The same control Claude Code puts in frontmatter, OpenCode puts in config. A permission.skill block in opencode.json can allow, deny, or force an ask before a given skill loads, by exact name or wildcard.
Codex
Codex CLI had this too, for a while. Custom prompts were added to the CLI around August 2025. They lived at ~/.codex/prompts/*.md and ran with /prompts:name. Argument substitution came in several forms: $1 through $9, $ARGUMENTS, named KEY=value placeholders, and $$ to escape a literal dollar sign. Frontmatter supported description and argument-hint.
There was never a shell-injection or file-reference syntax, and never a project-scoped directory either, despite users asking for one for over a year. Every custom prompt was global, tied to your home directory, invisible to anyone else on the team unless you handed them the file by hand.
OpenAI deprecated the feature in late 2025 and removed it outright in CLI version 0.117.0, in March 2026. A startup warning had shipped a few weeks earlier. The removal broke a wave of setups overnight, judging by the nearly identical bug reports that landed within a day of the release. Prompts were gone and /prompts: no longer resolved, even though the files were still sitting untouched on disk.
Their answer each time was that skills provide a superset of what custom prompts did, and that Codex can convert your existing prompts for you.
A few users pointed out a gap in that answer. You had to type a custom prompt for it to run at all. A skill is different: the model can pick it up and run it on its own, without you asking.
Metadata can limit that, but the same users argued it does not fully replace the old guarantee for anything destructive enough to want typed-only control. The request for a proper explicit-only mode remains open. For anything you wanted to fire only on your own say, that guarantee disappeared along with the feature.
Comparing the three
Claude Code and OpenCode converge tighter here than almost anywhere else in this series. They share the same backtick-wrapped shell injection, the same @ file reference, the same $ARGUMENTS fallback, and the same double-quote rule for grouping a multi-word argument. The argument index still trips people up, though: port a command from one tool to the other and every positional reference comes out off by one.
Codex skipped past that disagreement entirely by removing the feature. Claude Code folded commands into skills and kept both working, a gentler path than the one Codex took when it tore commands out and left skills as the only door in.
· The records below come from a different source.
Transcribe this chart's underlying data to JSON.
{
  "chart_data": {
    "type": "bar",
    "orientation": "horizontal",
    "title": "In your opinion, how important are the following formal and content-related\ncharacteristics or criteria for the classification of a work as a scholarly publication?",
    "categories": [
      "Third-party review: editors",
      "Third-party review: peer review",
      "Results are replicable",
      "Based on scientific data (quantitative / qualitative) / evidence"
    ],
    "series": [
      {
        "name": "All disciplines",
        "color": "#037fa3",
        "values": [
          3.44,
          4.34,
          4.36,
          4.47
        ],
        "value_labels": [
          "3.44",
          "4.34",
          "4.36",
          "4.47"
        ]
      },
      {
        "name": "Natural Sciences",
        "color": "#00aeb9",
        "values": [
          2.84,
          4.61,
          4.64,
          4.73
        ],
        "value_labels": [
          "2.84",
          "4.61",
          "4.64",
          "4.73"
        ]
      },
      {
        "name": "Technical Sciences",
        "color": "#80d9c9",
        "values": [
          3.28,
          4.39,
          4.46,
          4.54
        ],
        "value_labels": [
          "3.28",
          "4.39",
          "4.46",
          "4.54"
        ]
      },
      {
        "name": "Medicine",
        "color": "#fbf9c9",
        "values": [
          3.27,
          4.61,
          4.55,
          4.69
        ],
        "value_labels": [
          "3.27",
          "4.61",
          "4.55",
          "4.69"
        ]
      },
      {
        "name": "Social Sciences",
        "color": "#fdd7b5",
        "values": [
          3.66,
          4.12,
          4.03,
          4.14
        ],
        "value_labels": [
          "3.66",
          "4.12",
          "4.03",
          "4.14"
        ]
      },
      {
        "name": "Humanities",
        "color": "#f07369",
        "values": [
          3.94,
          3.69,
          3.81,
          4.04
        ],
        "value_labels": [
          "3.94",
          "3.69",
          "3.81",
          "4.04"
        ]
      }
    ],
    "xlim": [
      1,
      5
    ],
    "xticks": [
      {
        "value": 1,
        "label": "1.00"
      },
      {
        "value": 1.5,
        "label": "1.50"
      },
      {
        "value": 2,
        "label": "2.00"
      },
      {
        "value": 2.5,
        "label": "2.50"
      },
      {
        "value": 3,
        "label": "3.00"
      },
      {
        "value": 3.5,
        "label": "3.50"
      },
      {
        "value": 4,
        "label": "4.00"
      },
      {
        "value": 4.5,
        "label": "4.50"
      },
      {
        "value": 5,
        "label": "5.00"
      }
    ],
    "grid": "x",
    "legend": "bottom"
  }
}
Codex’s history is a preview of a tension that has not really been settled: whether a separate command mechanism earns its keep once skills exist, or is just a second way to do the same thing with fewer features.
My own read is that OpenAI’s “skills are a superset” framing undersells what got lost. Invoking something on its own makes a model a fundamentally different tool than one that only runs when you say so, and no amount of metadata fully closes that gap.
A command that starts growing conditionals, or a checklist that only sometimes applies, is usually the sign you have outgrown the template and should reach for a skill. And once you have a command you want to keep, the next question is usually whether your team can see it too, which is really a question about how you share config in general.
Where this leaves you
I write one the moment I catch myself retyping something a second time. It does not take much: a couple of lines and a filename. Codex had a lighter version of this and pulled it in early 2026, on the bet that skills would cover the same ground.
They mostly do, except for one guarantee: a command runs only when you type it and always runs when you do, while a skill hands that same decision to the model. A workflow you want firing only on command needs different handling than one you are happy to let the agent reach for on its own.